In the Americas, Indigenous peoples domesticated a host of animals and plants, weaving foodways and cultures over the many thousands of years that anteceded European colonization.
An early site of agriculture by Indigenous peoples was Mesoamerica, where there is evidence for the domestication of maize, beans, and squash some 7,000 years ago, as the glaciers receded from around the Gulf of Mexico.¹ These three agricultural crops would come to be grown across the Americas, in climates as distinct as the lands of the Haudenosaunee (Iroquois) people in the northeast, to the southwest where the Pueblo people practiced dry farming techniques.² The Haudenosaunee people were the first to call these crops “The Three Sisters,” but it is unknown which culture began growing them together, in symbiosis.
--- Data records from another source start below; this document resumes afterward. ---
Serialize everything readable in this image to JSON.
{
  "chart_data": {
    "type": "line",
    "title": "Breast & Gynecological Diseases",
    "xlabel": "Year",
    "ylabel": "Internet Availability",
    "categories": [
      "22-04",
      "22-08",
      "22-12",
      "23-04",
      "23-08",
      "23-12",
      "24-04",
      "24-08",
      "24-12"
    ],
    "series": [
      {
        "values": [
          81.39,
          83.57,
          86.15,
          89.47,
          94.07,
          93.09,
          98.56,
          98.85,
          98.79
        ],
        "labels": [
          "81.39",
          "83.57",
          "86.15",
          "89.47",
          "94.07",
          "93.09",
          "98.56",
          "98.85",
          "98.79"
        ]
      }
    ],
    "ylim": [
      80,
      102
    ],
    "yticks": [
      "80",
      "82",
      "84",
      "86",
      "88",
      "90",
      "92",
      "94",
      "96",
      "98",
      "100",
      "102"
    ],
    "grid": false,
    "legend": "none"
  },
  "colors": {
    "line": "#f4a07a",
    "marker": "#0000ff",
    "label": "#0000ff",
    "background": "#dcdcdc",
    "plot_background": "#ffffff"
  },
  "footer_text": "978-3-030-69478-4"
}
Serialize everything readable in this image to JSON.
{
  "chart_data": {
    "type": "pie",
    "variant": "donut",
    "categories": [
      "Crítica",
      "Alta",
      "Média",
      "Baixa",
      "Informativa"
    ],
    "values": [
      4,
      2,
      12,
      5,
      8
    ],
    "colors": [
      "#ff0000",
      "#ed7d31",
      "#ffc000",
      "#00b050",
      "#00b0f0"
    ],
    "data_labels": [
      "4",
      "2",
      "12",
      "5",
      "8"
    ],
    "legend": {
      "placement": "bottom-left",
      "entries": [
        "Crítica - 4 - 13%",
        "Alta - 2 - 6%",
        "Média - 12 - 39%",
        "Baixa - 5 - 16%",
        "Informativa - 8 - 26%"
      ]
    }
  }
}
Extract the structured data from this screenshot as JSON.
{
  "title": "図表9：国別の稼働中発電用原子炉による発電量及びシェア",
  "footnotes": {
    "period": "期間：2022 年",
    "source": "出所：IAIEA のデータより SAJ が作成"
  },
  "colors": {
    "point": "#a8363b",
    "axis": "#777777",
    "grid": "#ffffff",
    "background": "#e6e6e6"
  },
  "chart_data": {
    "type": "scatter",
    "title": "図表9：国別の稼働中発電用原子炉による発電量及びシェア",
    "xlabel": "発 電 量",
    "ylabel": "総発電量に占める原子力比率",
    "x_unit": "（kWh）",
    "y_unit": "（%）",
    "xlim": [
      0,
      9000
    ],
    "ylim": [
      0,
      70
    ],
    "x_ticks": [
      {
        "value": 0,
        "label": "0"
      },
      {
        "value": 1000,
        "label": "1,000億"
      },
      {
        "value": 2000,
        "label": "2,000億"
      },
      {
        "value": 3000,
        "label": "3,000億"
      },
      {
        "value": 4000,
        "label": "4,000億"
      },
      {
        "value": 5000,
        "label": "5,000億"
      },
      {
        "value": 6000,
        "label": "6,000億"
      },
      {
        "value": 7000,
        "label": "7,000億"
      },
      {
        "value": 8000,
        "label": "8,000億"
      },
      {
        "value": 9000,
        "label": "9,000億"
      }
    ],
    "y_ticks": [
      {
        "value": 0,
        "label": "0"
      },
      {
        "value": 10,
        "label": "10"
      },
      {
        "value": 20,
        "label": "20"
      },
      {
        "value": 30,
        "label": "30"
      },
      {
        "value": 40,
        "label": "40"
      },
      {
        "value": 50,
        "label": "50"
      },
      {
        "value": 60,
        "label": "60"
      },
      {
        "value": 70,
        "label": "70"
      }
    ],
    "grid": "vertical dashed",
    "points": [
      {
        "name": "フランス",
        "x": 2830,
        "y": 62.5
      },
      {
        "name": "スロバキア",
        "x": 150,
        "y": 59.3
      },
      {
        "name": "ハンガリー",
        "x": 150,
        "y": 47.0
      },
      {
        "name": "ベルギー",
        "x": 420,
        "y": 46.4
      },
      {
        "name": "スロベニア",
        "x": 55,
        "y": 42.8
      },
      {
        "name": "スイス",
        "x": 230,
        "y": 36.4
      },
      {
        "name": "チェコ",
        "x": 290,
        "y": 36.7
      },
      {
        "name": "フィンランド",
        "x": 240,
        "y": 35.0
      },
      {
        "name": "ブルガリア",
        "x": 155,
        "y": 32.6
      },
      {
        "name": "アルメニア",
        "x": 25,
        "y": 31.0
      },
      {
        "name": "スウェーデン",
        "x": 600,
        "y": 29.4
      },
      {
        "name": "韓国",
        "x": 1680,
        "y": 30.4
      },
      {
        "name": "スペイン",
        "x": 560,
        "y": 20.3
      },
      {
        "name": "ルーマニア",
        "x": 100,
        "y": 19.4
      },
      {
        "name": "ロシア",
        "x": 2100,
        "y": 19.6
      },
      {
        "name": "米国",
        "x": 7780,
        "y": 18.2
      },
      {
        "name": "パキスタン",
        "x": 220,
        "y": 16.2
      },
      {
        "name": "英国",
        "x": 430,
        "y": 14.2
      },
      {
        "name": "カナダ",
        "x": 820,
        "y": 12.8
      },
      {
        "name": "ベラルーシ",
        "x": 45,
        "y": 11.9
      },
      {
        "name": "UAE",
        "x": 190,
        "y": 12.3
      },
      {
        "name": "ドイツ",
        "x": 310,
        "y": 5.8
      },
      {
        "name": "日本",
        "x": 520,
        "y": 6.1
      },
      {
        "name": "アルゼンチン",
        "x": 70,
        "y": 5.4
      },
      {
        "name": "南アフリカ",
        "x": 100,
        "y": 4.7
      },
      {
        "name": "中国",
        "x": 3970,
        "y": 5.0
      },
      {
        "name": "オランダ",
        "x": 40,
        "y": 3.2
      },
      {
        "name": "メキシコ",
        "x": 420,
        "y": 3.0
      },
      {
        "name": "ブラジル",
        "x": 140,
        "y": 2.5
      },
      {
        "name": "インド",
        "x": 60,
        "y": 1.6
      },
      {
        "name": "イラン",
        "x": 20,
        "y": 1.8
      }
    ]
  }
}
The technique that brought The Three Sisters into harmony involved companion planting, with each plant protecting and nourishing the other plants around it.³ Corn was planted first so that the beans could have a trellis to climb as they reached for sunlight.⁴ As with other leguminous crops, beans take nitrogen from the atmosphere and fix it below ground via root nodules, enriching and fertilizing the soil. The squash spread around the base of the corn and beans, acting as a living mulch and helping the soil to retain moisture and nutrient availability.
The resiliency of this technique was shown time and again in places that received little rainfall, like in the desert southwest of what is today the United States. In our own era of compounding climate crises, learning from Indigenous techniques like The Three Sisters is more important than ever.
As we reflect on Native American Heritage Month this year, it is important to center long-ignored Indigenous voices – people whose ancestors promoted and practiced resilient agricultural techniques like The Three Sisters for eons. As we face the changing dynamics of agriculture and food production due to climate change, with increased droughts and natural disasters, The Three Sisters offer us an important lesson – that working with nature, instead of against it – can help to increase resiliency.